There was less of an effect on ordering behavior when the alert informed the provider of the existence of an abnormal laboratory value (23% increase in ordering of the test). This may imply that the cutoff values for the “abnormal” trigger were set too low, and that providers felt that repeating the laboratory test was not warranted given the degree of the abnormality. Further analysis, looking at the severity of the laboratory abnormality and correlating that to ordering behavior, may provide more insight to this issue.

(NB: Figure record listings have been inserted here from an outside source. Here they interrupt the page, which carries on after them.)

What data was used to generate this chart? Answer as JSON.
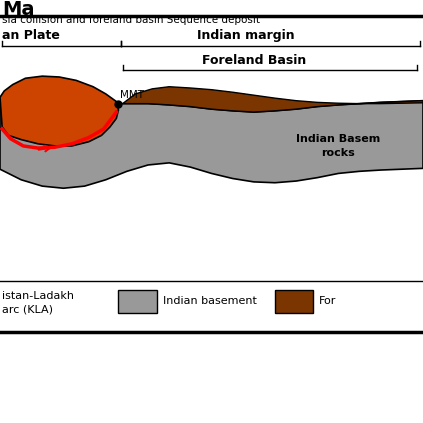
{
  "title_line1": "Ma",
  "title_line2": "sia collision and foreland basin Sequence deposit",
  "label_asian_plate": "an Plate",
  "label_indian_margin": "Indian margin",
  "label_foreland_basin": "Foreland Basin",
  "label_MMT": "MMT",
  "label_indian_basement_rocks": "Indian Basem\nrocks",
  "color_background": "#ffffff",
  "color_gray_basement": "#999999",
  "color_brown_foreland": "#7a3500",
  "color_orange_arc": "#cc4400",
  "color_red_line": "#ff0000",
  "color_black": "#000000",
  "legend_items": [
    {
      "label": "Indian basement",
      "color": "#999999"
    },
    {
      "label": "For",
      "color": "#7a3500"
    }
  ],
  "legend_label_kla": "istan-Ladakh\narc (KLA)"
}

There are various limitations to this study. The intervention only focused on a group of select drug–laboratory interactions and thus the results may not be generalizable to other types of interventions focusing on other patient-care issues. Further, the setting was in a single primary-care clinic outpatient setting within a large public-health integrated health-care delivery system and results may be different in other settings such as hospitals and private physician offices. The patient population served is primarily a lower income, minority-dominated (~80% Hispanic), and medically underserved population. Different results may be obtained with a more affluent patient population. The study did not consider alert effectiveness based on the role of the provider. Further studies would be needed to determine if the provider role (i.e., staff physician, house staff, or nurse practitioner) may alter the effect of the alerts. Finally, as an evaluation of an intervention, the intervention was not randomized. Changes observed may have been occurring in the health-care environment irrespective of the intervention. The investigators are aware of no local or national initiatives to improve the care of these patients for the rule-associated conditions.

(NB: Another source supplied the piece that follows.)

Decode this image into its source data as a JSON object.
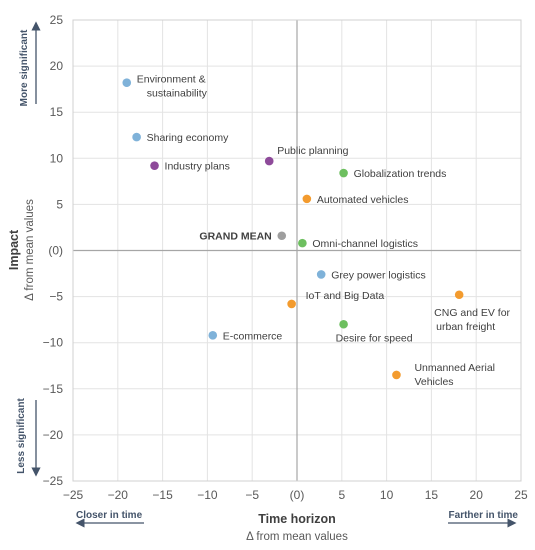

We conclude that with private–public entity collaboration, rules for drug–laboratory interactions can be encoded into computerized clinical applications in primary-care clinics within an integrated health-care delivery, safety-net institution. Further, with the use of clinical-decision support, providers will more often stop the ordering of medications when alerted to potential drug–laboratory interactions and will order more appropriate medication-associated laboratory tests. There may be an effect on ADEs. Future larger, more prolonged studies will help to determine the full relationship between automated alerts for drug–laboratory interactions and the related clinical outcomes of adverse drug events.